В последние годы, когда я встречалась с Исааком Израилевичем Бродским, он каждый раз просил меня согласиться преподавать в Академии художеств. Я все отказывалась. Но в 1934 году И.И. Бродский, убеждая меня, говорил, что общение с молодежью даст мне внутреннюю бодрость и выведет меня из моей апатии. Я дала согласие.
Руководителем мастерской будет Е.Е. Лансере, намеревавшийся два раза в месяц приезжать из Москвы, а я буду его заместителем.
Я шла в академию с открытой душой, доверяя молодежи, как в прежнее время, хотя сознавала, что опыта как преподавателя у меня мало (я только три с половиной года была профессором в Высшем фототехническом институте, с 1918-го по 1922 год), но при доброй воле и внимании я смогу принести пользу молодежи.
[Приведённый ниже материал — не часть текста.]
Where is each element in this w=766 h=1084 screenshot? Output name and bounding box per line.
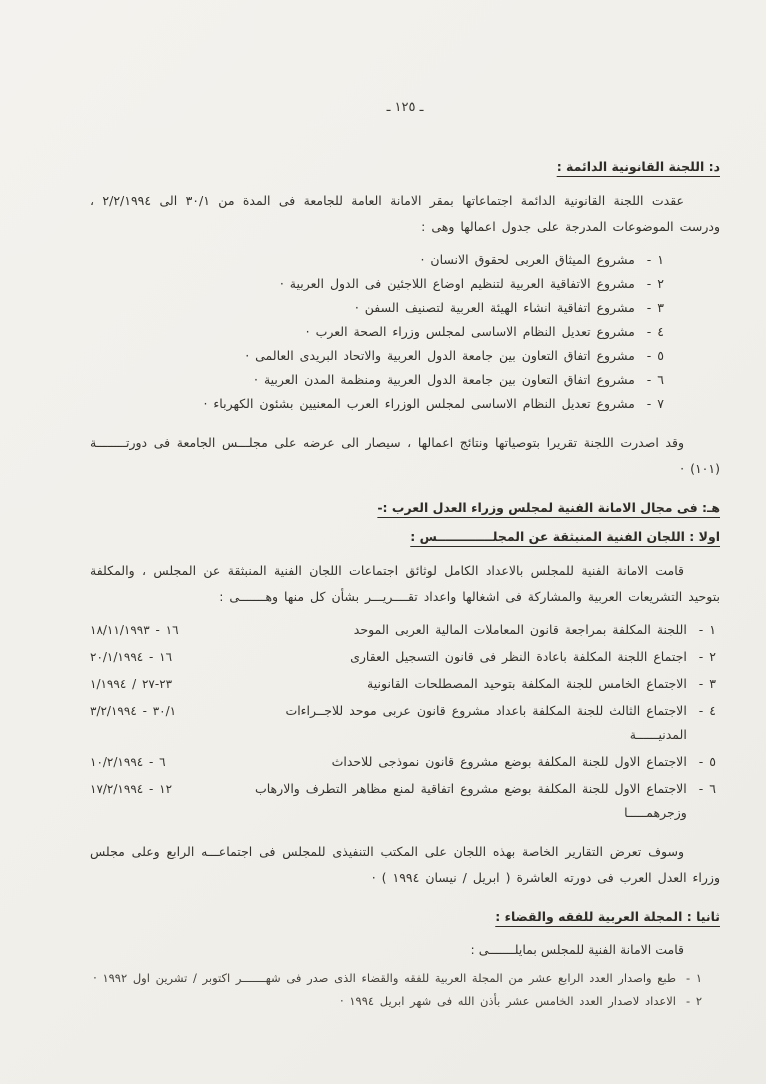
- list-item: [90, 968, 702, 988]
- list-item: [90, 272, 664, 296]
- item-number: ٦ -: [698, 781, 716, 796]
- committee-main: [218, 672, 716, 696]
- magazine-items-list: [90, 968, 720, 1011]
- committee-date: ١٦ - ٢٠/١/١٩٩٤: [90, 650, 173, 664]
- item-text: مشروع اتفاقية انشاء الهيئة العربية لتصنيف السفن ·: [354, 300, 635, 315]
- list-item: [90, 320, 664, 344]
- committee-text: الاجتماع الاول للجنة المكلفة بوضع مشروع اتفاقية لمنع مظاهر التطرف والارهاب وزجرهمـــــا: [254, 781, 687, 820]
- subsection-second-intro: قامت الامانة الفنية للمجلس بمايلـــــــى :: [470, 942, 684, 957]
- item-number: ٦ -: [646, 372, 664, 387]
- page-number: ـ ١٢٥ ـ: [386, 100, 424, 115]
- committee-date: ١٢ - ١٧/٢/١٩٩٤: [90, 782, 173, 796]
- subsection-first-heading: اولا : اللجان الفنية المنبثقة عن المجلـــــــــــــس :: [410, 529, 720, 544]
- agenda-items-list: [90, 248, 720, 416]
- committee-main: [218, 750, 716, 774]
- item-number: ٢ -: [686, 994, 702, 1008]
- item-text: مشروع اتفاق التعاون بين جامعة الدول العربية ومنظمة المدن العربية ·: [254, 372, 635, 387]
- list-item: [90, 392, 664, 416]
- committee-date: ٣٠/١ - ٣/٢/١٩٩٤: [90, 704, 177, 718]
- item-number: ٤ -: [646, 324, 664, 339]
- committee-row: [90, 750, 716, 774]
- item-number: ١ -: [698, 622, 716, 637]
- section-d-heading: د: اللجنة القانونية الدائمة :: [556, 159, 720, 174]
- section-permanent-legal-committee: [90, 159, 720, 482]
- committee-text: الاجتماع الثالث للجنة المكلفة باعداد مشروع قانون عربى موحد للاجــراءات المدنيــــــة: [285, 703, 687, 742]
- item-text: مشروع تعديل النظام الاساسى لمجلس وزراء الصحة العرب ·: [305, 324, 635, 339]
- item-text: مشروع اتفاق التعاون بين جامعة الدول العربية والاتحاد البريدى العالمى ·: [245, 348, 635, 363]
- item-number: ٣ -: [698, 676, 716, 691]
- committee-text: اجتماع اللجنة المكلفة باعادة النظر فى قانون التسجيل العقارى: [350, 649, 687, 664]
- committee-date: ٦ - ١٠/٢/١٩٩٤: [90, 755, 166, 769]
- item-number: ٥ -: [698, 754, 716, 769]
- item-number: ١ -: [646, 252, 664, 267]
- subsection-first-closing: وسوف تعرض التقارير الخاصة بهذه اللجان على المكتب التنفيذى للمجلس فى اجتماعـــه الرابع وعلى مجلس وزراء العدل العرب فى دورته العاشرة ( ابريل / نيسان ١٩٩٤ ) ·: [90, 844, 720, 885]
- committee-row: [90, 672, 716, 696]
- committee-main: [218, 645, 716, 669]
- committee-row: [90, 777, 716, 825]
- item-number: ٣ -: [646, 300, 664, 315]
- item-number: ١ -: [686, 971, 702, 985]
- item-number: ٤ -: [698, 703, 716, 718]
- section-d-closing: وقد اصدرت اللجنة تقريرا بتوصياتها ونتائج اعمالها ، سيصار الى عرضه على مجلـــس الجامعة فى دورتــــــــة (١٠١) ·: [90, 435, 720, 476]
- item-text: طبع واصدار العدد الرابع عشر من المجلة العربية للفقه والقضاء الذى صدر فى شهـــــــر اكتوبر / تشرين اول ١٩٩٢ ·: [93, 971, 676, 985]
- committee-row: [90, 618, 716, 642]
- item-text: الاعداد لاصدار العدد الخامس عشر بأذن الله فى شهر ابريل ١٩٩٤ ·: [340, 994, 676, 1008]
- committees-list: [90, 618, 720, 825]
- list-item: [90, 991, 702, 1011]
- list-item: [90, 296, 664, 320]
- list-item: [90, 248, 664, 272]
- item-number: ٢ -: [646, 276, 664, 291]
- subsection-second-heading: ثانيا : المجلة العربية للفقه والقضاء :: [495, 909, 720, 924]
- section-e-heading: هـ: فى مجال الامانة الفنية لمجلس وزراء العدل العرب :-: [377, 500, 720, 515]
- committee-main: [218, 699, 716, 747]
- list-item: [90, 344, 664, 368]
- committee-date: ٢٣-٢٧ / ١/١٩٩٤: [90, 677, 173, 691]
- item-text: مشروع الاتفاقية العربية لتنظيم اوضاع اللاجئين فى الدول العربية ·: [279, 276, 635, 291]
- item-number: ٢ -: [698, 649, 716, 664]
- item-number: ٧ -: [646, 396, 664, 411]
- committee-text: اللجنة المكلفة بمراجعة قانون المعاملات المالية العربى الموحد: [353, 622, 687, 637]
- committee-row: [90, 699, 716, 747]
- subsection-first-intro: قامت الامانة الفنية للمجلس بالاعداد الكامل لوثائق اجتماعات اللجان الفنية المنبثقة عن المجلس ، والمكلفة بتوحيد التشريعات العربية والمشاركة فى اشغالها واعداد تقــــريـــر بشأن كل منها وهـــــــى :: [90, 563, 720, 604]
- item-number: ٥ -: [646, 348, 664, 363]
- committee-main: [218, 618, 716, 642]
- committee-row: [90, 645, 716, 669]
- item-text: مشروع الميثاق العربى لحقوق الانسان ·: [420, 252, 635, 267]
- committee-date: ١٦ - ١٨/١١/١٩٩٣: [90, 623, 179, 637]
- committee-text: الاجتماع الخامس للجنة المكلفة بتوحيد المصطلحات القانونية: [367, 676, 687, 691]
- section-technical-secretariat: [90, 500, 720, 1011]
- list-item: [90, 368, 664, 392]
- section-d-intro: عقدت اللجنة القانونية الدائمة اجتماعاتها بمقر الامانة العامة للجامعة فى المدة من ٣٠/١ الى ٢/٢/١٩٩٤ ، ودرست الموضوعات المدرجة على جدول اعمالها وهى :: [90, 193, 720, 234]
- committee-text: الاجتماع الاول للجنة المكلفة بوضع مشروع قانون نموذجى للاحداث: [331, 754, 687, 769]
- committee-main: [218, 777, 716, 825]
- item-text: مشروع تعديل النظام الاساسى لمجلس الوزراء العرب المعنيين بشئون الكهرباء ·: [203, 396, 635, 411]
Но как я ошиблась! Среди многих трудностей, которые я там встретила, самой тяжелой оказалось недоверие учеников к тем указаниям и советам, которые им давал преподаватель. Сначала студенты на меня производили впечатление каких-то «порченых». Они и сами мне признавались, что не верят моим указаниям, так как у них много было преподавателей с такими противоречивыми требованиями, что они совершенно изверились в ком-либо.
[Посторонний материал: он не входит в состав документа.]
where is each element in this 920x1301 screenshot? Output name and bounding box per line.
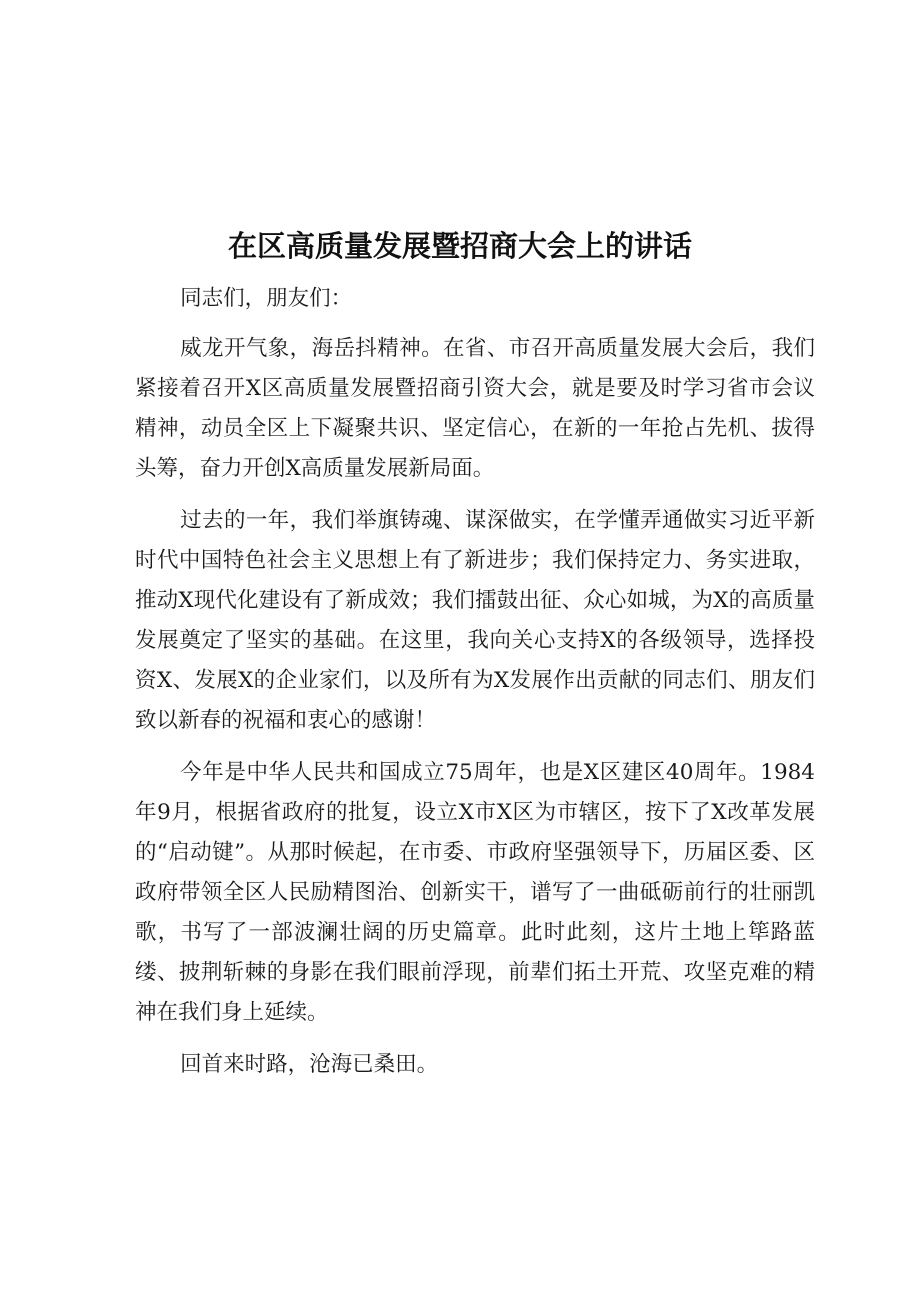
body-paragraph: 过去的一年，我们举旗铸魂、谋深做实，在学懂弄通做实习近平新时代中国特色社会主义思想上有了新进步；我们保持定力、务实进取，推动X现代化建设有了新成效；我们擂鼓出征、众心如城，为X的高质量发展奠定了坚实的基础。在这里，我向关心支持X的各级领导，选择投资X、发展X的企业家们，以及所有为X发展作出贡献的同志们、朋友们致以新春的祝福和衷心的感谢！ (135, 508, 815, 733)
document-title: 在区高质量发展暨招商大会上的讲话 (227, 229, 692, 263)
document-body (135, 279, 815, 1097)
body-paragraph: 今年是中华人民共和国成立75周年，也是X区建区40周年。1984年9月，根据省政府的批复，设立X市X区为市辖区，按下了X改革发展的“启动键”。从那时候起，在市委、市政府坚强领导下，历届区委、区政府带领全区人民励精图治、创新实干，谱写了一曲砥砺前行的壮丽凯歌，书写了一部波澜壮阔的历史篇章。此时此刻，这片土地上筚路蓝缕、披荆斩棘的身影在我们眼前浮现，前辈们拓土开荒、攻坚克难的精神在我们身上延续。 (135, 760, 815, 1025)
body-paragraph: 回首来时路，沧海已桑田。 (180, 1052, 439, 1077)
body-paragraph: 威龙开气象，海岳抖精神。在省、市召开高质量发展大会后，我们紧接着召开X区高质量发展暨招商引资大会，就是要及时学习省市会议精神，动员全区上下凝聚共识、坚定信心，在新的一年抢占先机、拔得头筹，奋力开创X高质量发展新局面。 (135, 336, 815, 481)
salutation-paragraph: 同志们，朋友们： (180, 286, 353, 311)
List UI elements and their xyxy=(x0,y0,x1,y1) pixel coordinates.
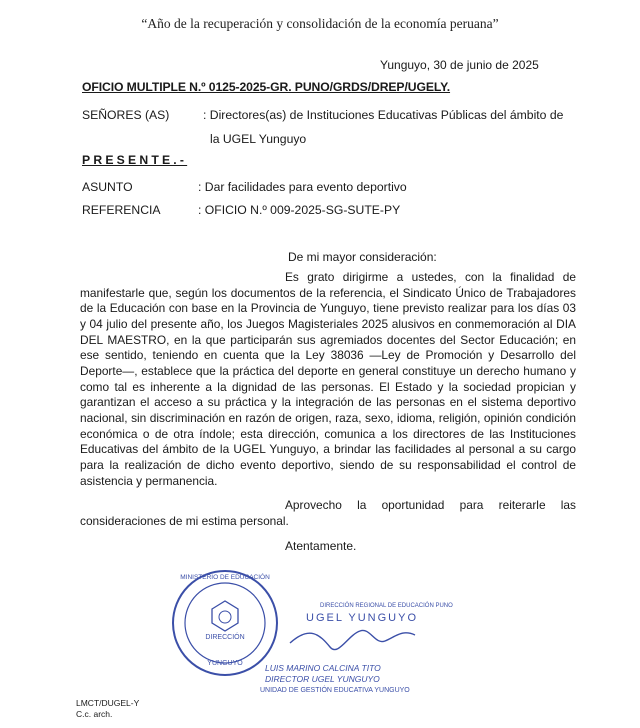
round-seal xyxy=(173,571,277,675)
date-line: Yunguyo, 30 de junio de 2025 xyxy=(380,58,539,72)
closing-paragraph: Aprovecho la oportunidad para reiterarle las consideraciones de mi estima personal. xyxy=(80,498,576,528)
addressee-line-2: la UGEL Yunguyo xyxy=(210,132,307,146)
svg-text:YUNGUYO: YUNGUYO xyxy=(207,660,243,667)
signer-block xyxy=(260,663,410,694)
greeting: De mi mayor consideración: xyxy=(288,250,437,264)
footer-initials: LMCT/DUGEL-Y xyxy=(76,698,140,708)
svg-text:MINISTERIO DE EDUCACIÓN: MINISTERIO DE EDUCACIÓN xyxy=(180,574,270,581)
official-stamps xyxy=(170,565,470,695)
body-paragraph: Es grato dirigirme a ustedes, con la finalidad de manifestarle que, según los documentos de la referencia, el Sindicato Único de Trabajadores de la Educación con base en la Provincia de Yunguyo, tiene previsto realizar para los días 03 y 04 julio del presente año, los Juegos Magisteriales 2025 alusivos en conmemoración al DIA DEL MAESTRO, en la que participarán sus agremiados docentes del Sector Educación; en ese sentido, teniendo en cuenta que la Ley 38036 —Ley de Promoción y Desarrollo del Deporte—, establece que la práctica del deporte en general constituye un derecho humano y como tal es inherente a la dignidad de las personas. El Estado y la sociedad propician y garantizan el acceso a su práctica y la integración de las personas en el sistema deportivo nacional, sin discriminación en razón de origen, raza, sexo, idioma, religión, opinión condición económica o de otra índole; esta dirección, comunica a los directores de las Instituciones Educativas del ámbito de la UGEL Yunguyo, a brindar las facilidades al personal a su cargo para la realización de dicho evento deportivo, siendo de su responsabilidad el control de asistencia y permanencia. xyxy=(80,270,576,488)
rect-stamp xyxy=(306,602,453,624)
document-motto: “Año de la recuperación y consolidación de la economía peruana” xyxy=(141,16,499,31)
svg-text:LUIS MARINO CALCINA TITO: LUIS MARINO CALCINA TITO xyxy=(265,663,381,673)
referencia-value: : OFICIO N.º 009-2025-SG-SUTE-PY xyxy=(198,203,401,217)
referencia-label: REFERENCIA xyxy=(82,203,161,217)
svg-text:UGEL YUNGUYO: UGEL YUNGUYO xyxy=(306,612,419,624)
addressee-line-1: : Directores(as) de Instituciones Educativas Públicas del ámbito de xyxy=(203,108,564,122)
oficio-number: OFICIO MULTIPLE N.º 0125-2025-GR. PUNO/GRDS/DREP/UGELY. xyxy=(82,80,451,94)
asunto-label: ASUNTO xyxy=(82,180,133,194)
presente-heading: PRESENTE.- xyxy=(82,153,188,167)
sign-off: Atentamente. xyxy=(285,539,357,553)
svg-text:DIRECCIÓN REGIONAL DE EDUCACIÓ: DIRECCIÓN REGIONAL DE EDUCACIÓN PUNO xyxy=(320,603,453,609)
svg-text:DIRECCIÓN: DIRECCIÓN xyxy=(205,634,245,641)
handwritten-signature xyxy=(290,630,415,649)
addressee-label: SEÑORES (AS) xyxy=(82,108,170,122)
footer-cc: C.c. arch. xyxy=(76,709,113,719)
asunto-value: : Dar facilidades para evento deportivo xyxy=(198,180,407,194)
svg-text:DIRECTOR UGEL YUNGUYO: DIRECTOR UGEL YUNGUYO xyxy=(265,674,380,684)
svg-text:UNIDAD DE GESTIÓN EDUCATIVA YU: UNIDAD DE GESTIÓN EDUCATIVA YUNGUYO xyxy=(260,687,410,694)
Когда они об этом рассказывали, мне их было жаль от души, так как чувствовалось, что они совершенно сбиты с толку и не знают, за кем идти. Но факт остается фактом — студенты первые месяцы мне не доверяли.
Их никак нельзя было приучить смотреть на натуру просто реально, изображать правдиво то, что видит глаз, не мудрствуя, не следуя каким-то неясным заумным теориям, а выбирая в натуре и подчеркивая существенное, опускать излишние подробности и случайные мелочи. Им казалось это слишком просто и легко, и они не понимали, что простота-то и есть самое трудное.
Иногда студент живую модель изображал зелеными красками, и, когда я ему говорила: «Почему вы не передаете ее такой, какая она есть?», он отвечал: «Я так вижу». Что скажешь против этого? Но это была неправда, так как рядом с натурщицей он верно по тонам передавал фон и другие предметы.
Но постепенно они ко мне привыкли и бодро и усердно принялись за работу.
Е.Е. Лансере приезжал из Москвы довольно редко, раз или два в месяц. Мы подробно с ним выяснили и выработали те пути, то направление, по которому решили вести преподавание. Фактически все преподавание в мастерской вела я. И ученики, которых другие профессора считали «трудными», старательно работали, чтобы подвинуться по живописи и рисунку. К весне они сделали очень большие успехи, чем удивили других преподавателей, знавших их ранее. Весной мы очень тепло расстались со студентами на лето.